The Warren campaign had shared a message with supporters on Wednesday that indicated she might be considering leaving the race.

"Last night, we fell well short of our viability goals and projections, and we are disappointed in the results," wrote campaign manager Roger Lau. "All of us have worked for Elizabeth long enough to know that she isn’t a lifetime politician and doesn’t think like one. She’s going to take time right now to think through the right way to continue this fight. There’s a lot at stake for this country and the millions of people who are falling further and further behind.


"This decision is in her hands, and it’s important that she has the time and space to consider what comes next," Lau continued.

Hawaii Rep. Tulsi Gabbard remains in the race, but has performed poorly in the primaries.

Warren had earned 65 delegates to the Democratic National Convention as of Thursday morning -- far fewer than either Biden or Sanders who each had over 500 delegates after their Super Tuesday showings.

President Trump commented on Warren's post-Super Tuesday exit from the Democratic primary race, speculating that because she apparently split the progressive vote with Sanders on the biggest day of the primary campaign that she may eventually cost the democratic socialist senator the nomination.

"Elizabeth 'Pocahontas' Warren, who was going nowhere except into Mini Mike’s head, just dropped out of the Democrat Primary...THREE DAYS TOO LATE," Trump tweeted. "She cost Crazy Bernie, at least, Massachusetts, Minnesota and Texas. Probably cost him the nomination! Came in third in Mass."

Former presidential candidate Julian Castro, who had endorsed Warren after he dropped out, tweeted a message of gratitude at the Massachusetts senator.


"I endorsed @ewarren because she’s the best for the job," Castro said. "She’s a relentless fighter, uniquely thorough, and inspired many with a hopeful & courageous vision. I’m so thankful for her campaign. I hope the remaining candidates work to capture what she achieved. ¡Ganaremos un día!"

Klobuchar also heaped praise on her former presidential competitor and current Senate colleague, as did Andrew Yang, who dropped out of the presidential race after the New Hampshire primary.
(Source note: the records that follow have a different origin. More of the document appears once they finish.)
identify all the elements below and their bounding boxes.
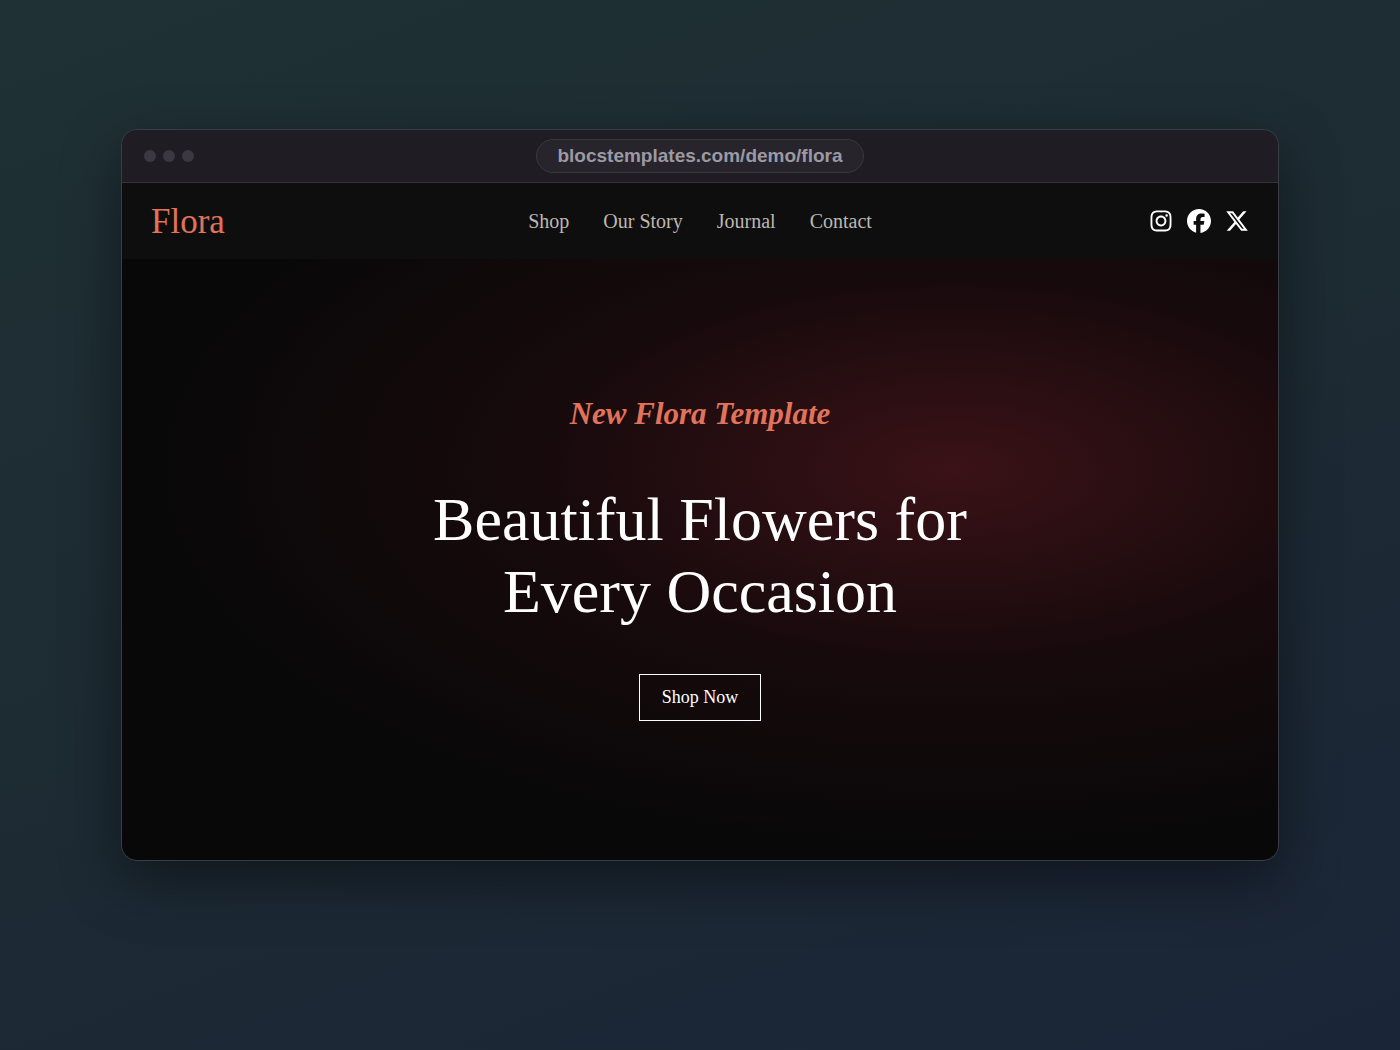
hero-tagline: New Flora Template [570, 396, 831, 432]
maximize-dot-icon[interactable] [182, 150, 194, 162]
x-icon[interactable] [1225, 209, 1249, 233]
close-dot-icon[interactable] [144, 150, 156, 162]
browser-window: blocstemplates.com/demo/flora Flora Shop Ou… [121, 129, 1279, 861]
nav-link[interactable]: Our Story [603, 206, 682, 236]
nav-link[interactable]: Shop [528, 206, 569, 236]
page: blocstemplates.com/demo/flora Flora Shop Ou… [0, 0, 1400, 1050]
facebook-icon[interactable] [1187, 209, 1211, 233]
hero-heading: Beautiful Flowers forEvery Occasion [433, 483, 967, 627]
hero: New Flora Template Beautiful Flowers forE… [122, 259, 1278, 860]
nav-link[interactable]: Contact [810, 206, 872, 236]
address-bar[interactable]: blocstemplates.com/demo/flora [536, 139, 863, 173]
instagram-icon[interactable] [1149, 209, 1173, 233]
social-links [1149, 209, 1249, 233]
shop-now-button[interactable]: Shop Now [639, 674, 762, 721]
minimize-dot-icon[interactable] [163, 150, 175, 162]
title-bar: blocstemplates.com/demo/flora [122, 130, 1278, 183]
nav-link[interactable]: Journal [717, 206, 776, 236]
logo[interactable]: Flora [151, 204, 225, 239]
site-nav: Flora Shop Our Story Journal Contact [122, 183, 1278, 259]
nav-links: Shop Our Story Journal Contact [528, 206, 872, 236]
window-controls [144, 150, 194, 162]
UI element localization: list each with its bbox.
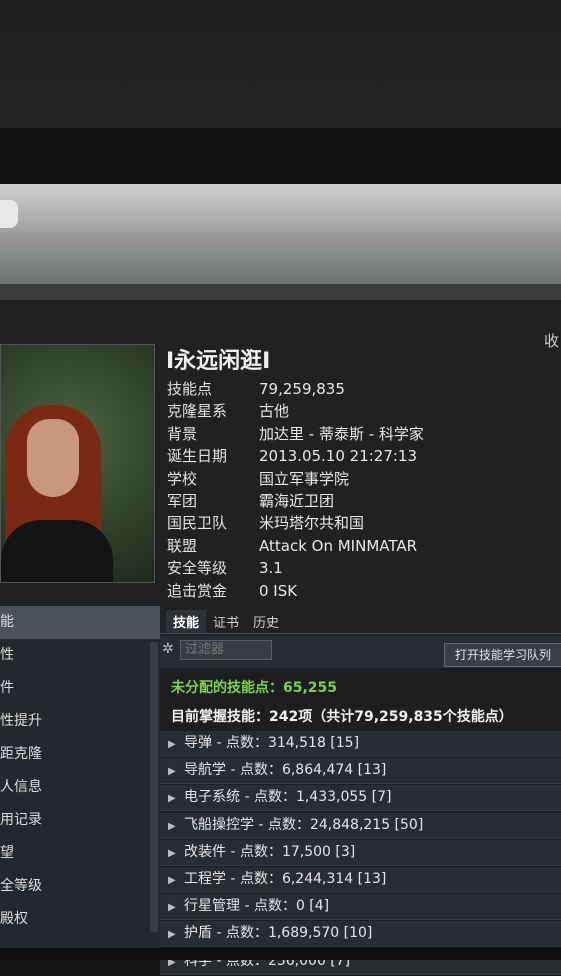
- sidebar-item-employment-history[interactable]: 用记录: [0, 804, 160, 837]
- info-value[interactable]: 霸海近卫团: [259, 490, 334, 512]
- character-portrait[interactable]: [0, 344, 155, 583]
- skill-group-label: 导弹 - 点数：314,518 [15]: [184, 735, 360, 751]
- skill-group-row[interactable]: ▶ 行星管理 - 点数：0 [4]: [160, 894, 561, 921]
- info-row-alliance: 联盟 Attack On MINMATAR: [167, 535, 424, 557]
- info-value[interactable]: 古他: [259, 400, 289, 422]
- skill-group-row[interactable]: ▶ 导航学 - 点数：6,864,474 [13]: [160, 758, 561, 785]
- sidebar-item-augmentations[interactable]: 性提升: [0, 705, 160, 738]
- sidebar-scrollbar[interactable]: [150, 642, 158, 932]
- tab-history[interactable]: 历史: [246, 610, 286, 633]
- info-row-bounty: 追击赏金 0 ISK: [167, 580, 424, 602]
- info-row-corporation: 军团 霸海近卫团: [167, 490, 424, 512]
- skill-group-row[interactable]: ▶ 飞船操控学 - 点数：24,848,215 [50]: [160, 812, 561, 839]
- expand-arrow-icon: ▶: [168, 820, 176, 832]
- skill-group-list: ▶ 导弹 - 点数：314,518 [15] ▶ 导航学 - 点数：6,864,47…: [160, 731, 561, 976]
- expand-arrow-icon: ▶: [168, 874, 176, 886]
- character-sheet-sidebar: 能 性 件 性提升 距克隆 人信息 用记录 望 全等级 殿权: [0, 606, 160, 960]
- screen-bottom-edge: [0, 948, 561, 960]
- info-value: 79,259,835: [259, 380, 345, 398]
- info-label: 克隆星系: [167, 402, 228, 421]
- skill-group-label: 行星管理 - 点数：0 [4]: [184, 898, 330, 915]
- info-label: 背景: [167, 424, 198, 443]
- info-row-clone-system: 克隆星系 古他: [167, 400, 424, 422]
- info-row-birthdate: 诞生日期 2013.05.10 21:27:13: [167, 445, 424, 467]
- skill-group-label: 飞船操控学 - 点数：24,848,215 [50]: [184, 816, 424, 833]
- sidebar-item-skills[interactable]: 能: [0, 606, 160, 639]
- info-value[interactable]: Attack On MINMATAR: [259, 535, 417, 557]
- sidebar-item-standings[interactable]: 望: [0, 837, 160, 870]
- titlebar-knob: [0, 200, 18, 228]
- tab-certificates[interactable]: 证书: [206, 610, 246, 633]
- tab-divider: [160, 633, 561, 634]
- sidebar-item-roles[interactable]: 殿权: [0, 903, 160, 936]
- info-value[interactable]: 米玛塔尔共和国: [259, 512, 364, 534]
- skill-group-label: 护盾 - 点数：1,689,570 [10]: [184, 925, 373, 942]
- info-label: 诞生日期: [167, 447, 228, 466]
- info-row-skillpoints: 技能点 79,259,835: [167, 378, 424, 400]
- info-value: 加达里 - 蒂泰斯 - 科学家: [259, 424, 424, 443]
- window-titlebar: [0, 184, 561, 246]
- info-label: 安全等级: [167, 559, 228, 578]
- sidebar-item-security-status[interactable]: 全等级: [0, 870, 160, 903]
- skill-tabs: 技能 证书 历史: [166, 610, 286, 633]
- sidebar-item-bio[interactable]: 人信息: [0, 771, 160, 804]
- skill-group-row[interactable]: ▶ 护盾 - 点数：1,689,570 [10]: [160, 921, 561, 948]
- sidebar-item-jump-clones[interactable]: 距克隆: [0, 738, 160, 771]
- skill-group-label: 改装件 - 点数：17,500 [3]: [184, 843, 356, 860]
- skill-filter-input[interactable]: [180, 640, 272, 660]
- info-label: 技能点: [167, 380, 213, 398]
- info-label: 国民卫队: [167, 514, 228, 533]
- info-value: 3.1: [259, 559, 283, 578]
- character-info-list: 技能点 79,259,835 克隆星系 古他 背景 加达里 - 蒂泰斯 - 科学家 诞…: [167, 378, 424, 602]
- gear-icon[interactable]: ✲: [162, 641, 174, 657]
- trained-skills-summary: 目前掌握技能：242项（共计79,259,835个技能点）: [171, 709, 513, 725]
- character-name: I永远闲逛I: [166, 349, 271, 374]
- skill-group-row[interactable]: ▶ 工程学 - 点数：6,244,314 [13]: [160, 866, 561, 893]
- info-value[interactable]: 国立军事学院: [259, 468, 349, 490]
- sidebar-item-implants[interactable]: 件: [0, 672, 160, 705]
- skill-group-label: 导航学 - 点数：6,864,474 [13]: [184, 762, 387, 779]
- skill-group-row[interactable]: ▶ 改装件 - 点数：17,500 [3]: [160, 839, 561, 866]
- unallocated-skillpoints: 未分配的技能点：65,255: [171, 680, 338, 696]
- collapse-button[interactable]: 收: [544, 330, 559, 351]
- info-value: 0 ISK: [259, 581, 298, 600]
- skill-group-label: 工程学 - 点数：6,244,314 [13]: [184, 870, 387, 887]
- expand-arrow-icon: ▶: [168, 847, 176, 859]
- info-row-background: 背景 加达里 - 蒂泰斯 - 科学家: [167, 423, 424, 445]
- portrait-body: [1, 520, 113, 582]
- expand-arrow-icon: ▶: [168, 739, 176, 750]
- window-header-edge: [0, 284, 561, 300]
- info-label: 联盟: [167, 536, 198, 555]
- skill-group-label: 电子系统 - 点数：1,433,055 [7]: [184, 789, 392, 806]
- info-row-school: 学校 国立军事学院: [167, 468, 424, 490]
- sidebar-item-attributes[interactable]: 性: [0, 639, 160, 672]
- info-label: 军团: [167, 491, 198, 510]
- expand-arrow-icon: ▶: [168, 766, 176, 778]
- window-header-strip: [0, 246, 561, 284]
- info-row-security-status: 安全等级 3.1: [167, 557, 424, 579]
- expand-arrow-icon: ▶: [168, 793, 176, 805]
- skill-group-row[interactable]: ▶ 导弹 - 点数：314,518 [15]: [160, 731, 561, 757]
- skill-group-row[interactable]: ▶ 电子系统 - 点数：1,433,055 [7]: [160, 785, 561, 812]
- info-label: 学校: [167, 469, 198, 488]
- portrait-face: [27, 419, 79, 497]
- info-value: 2013.05.10 21:27:13: [259, 447, 418, 466]
- open-training-queue-button[interactable]: 打开技能学习队列: [444, 643, 561, 667]
- monitor-bezel: [0, 128, 561, 186]
- expand-arrow-icon: ▶: [168, 902, 176, 914]
- info-row-militia: 国民卫队 米玛塔尔共和国: [167, 512, 424, 534]
- info-label: 追击赏金: [167, 581, 228, 600]
- tab-skills[interactable]: 技能: [166, 610, 207, 633]
- expand-arrow-icon: ▶: [168, 929, 176, 941]
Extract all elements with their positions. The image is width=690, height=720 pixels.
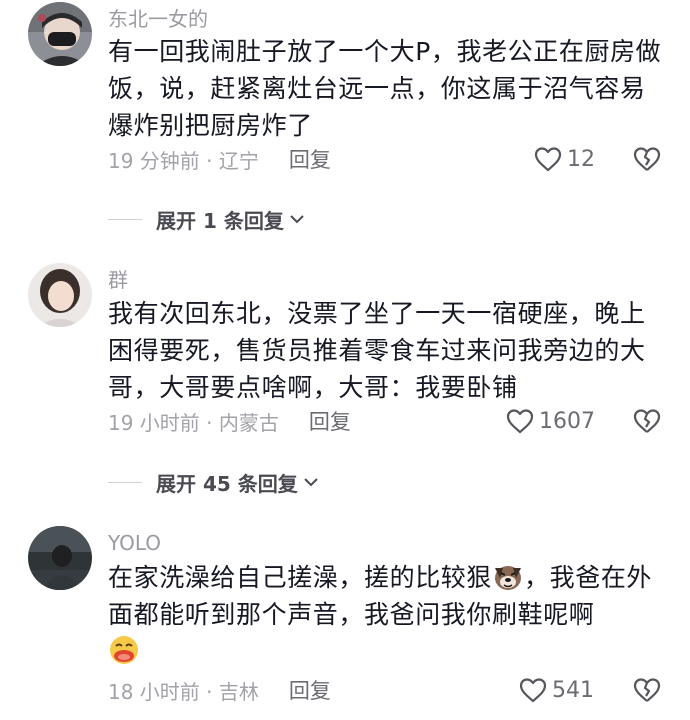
divider <box>108 218 142 220</box>
laughing-tongue-emoji <box>110 636 138 664</box>
heart-outline-icon <box>506 409 534 434</box>
expand-replies-label: 展开 1 条回复 <box>156 208 284 233</box>
avatar[interactable] <box>28 263 92 327</box>
broken-heart-icon <box>633 147 661 171</box>
reply-button[interactable]: 回复 <box>289 144 331 174</box>
comment-text-part: 在家洗澡给自己搓澡，搓的比较狠 <box>108 563 493 592</box>
dislike-button[interactable] <box>632 144 662 174</box>
comment-text: 在家洗澡给自己搓澡，搓的比较狠 ，我爸在外面都能听到那个声音，我爸问我你刷鞋呢啊 <box>108 559 668 670</box>
comment-text: 有一回我闹肚子放了一个大P，我老公正在厨房做饭，说，赶紧离灶台远一点，你这属于沼… <box>108 37 662 140</box>
expand-replies-button[interactable]: 展开 1 条回复 <box>108 204 306 234</box>
divider <box>108 481 142 483</box>
comment-username[interactable]: YOLO <box>108 531 161 555</box>
dog-face-emoji <box>495 566 522 590</box>
like-count: 1607 <box>539 408 595 434</box>
heart-outline-icon <box>519 678 547 703</box>
reply-button[interactable]: 回复 <box>309 406 351 436</box>
avatar[interactable] <box>28 2 92 66</box>
comment-time-location: 19 小时前 · 内蒙古 <box>108 410 279 435</box>
comment-time-location: 19 分钟前 · 辽宁 <box>108 148 259 173</box>
like-count: 12 <box>567 146 595 172</box>
chevron-down-icon <box>304 478 318 487</box>
heart-outline-icon <box>534 147 562 172</box>
like-button[interactable]: 541 <box>518 675 594 705</box>
comment-text: 我有次回东北，没票了坐了一天一宿硬座，晚上困得要死，售货员推着零食车过来问我旁边… <box>108 299 646 402</box>
like-button[interactable]: 12 <box>533 144 595 174</box>
comment-meta: 18 小时前 · 吉林 回复 <box>108 675 331 705</box>
like-button[interactable]: 1607 <box>505 406 595 436</box>
avatar[interactable] <box>28 526 92 590</box>
broken-heart-icon <box>633 409 661 433</box>
comment-username[interactable]: 东北一女的 <box>108 7 208 31</box>
like-count: 541 <box>552 677 594 703</box>
dislike-button[interactable] <box>632 406 662 436</box>
comment-meta: 19 小时前 · 内蒙古 回复 <box>108 406 351 436</box>
reply-button[interactable]: 回复 <box>289 675 331 705</box>
expand-replies-label: 展开 45 条回复 <box>156 471 298 496</box>
comment-meta: 19 分钟前 · 辽宁 回复 <box>108 144 331 174</box>
expand-replies-button[interactable]: 展开 45 条回复 <box>108 467 320 497</box>
broken-heart-icon <box>633 678 661 702</box>
chevron-down-icon <box>290 215 304 224</box>
comment-time-location: 18 小时前 · 吉林 <box>108 679 259 704</box>
comment-username[interactable]: 群 <box>108 268 128 292</box>
dislike-button[interactable] <box>632 675 662 705</box>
"My friend @ewarren knows how to dream big and fight hard," Klobuchar tweeted. "She is a leader in fighting for change, and an inspiration to women across this country. I look forward to continuing to work with her in the Senate and beyond. #Persist !"

Warren arrived home in Massachusetts late Tuesday night – after not only failing to win a single state on a night when one-third of all the Democratic presidential convention delegates were up for grabs, but placing a devastating third in her home state of Massachusetts.

Warren hasn't endorsed Sanders or Biden, but she did speak with both candidates on Wednesday. She is said to be assessing who would best uphold her agenda.

Late last month, Warren avoided answering a question about teaming up with Sanders, but emphasized that she is friends with Sanders.

"I think Bernie and I have been friends for the last, gosh, how many years? I don't even know how far back it goes. We already or friends," she said.


The progressive lawmaker – a co-front-runner with Biden for the nomination late last summer and early autumn – saw her fortunes wane after intense scrutiny from the media and incoming fire at the debates from her rivals over her record and her explanations on how she would implement and pay for her proposals for a government-run single-payer "Medicare-for-all" health care system.

Her downward spiral intensified the past three weeks after a very disappointing fourth-place finish in neighboring New Hampshire, followed by distant finishes in Nevada’s caucuses and Saturday’s primary in South Carolina.

The Associated Press contributed to this report. Tyler Olson reported from Washington, D.C.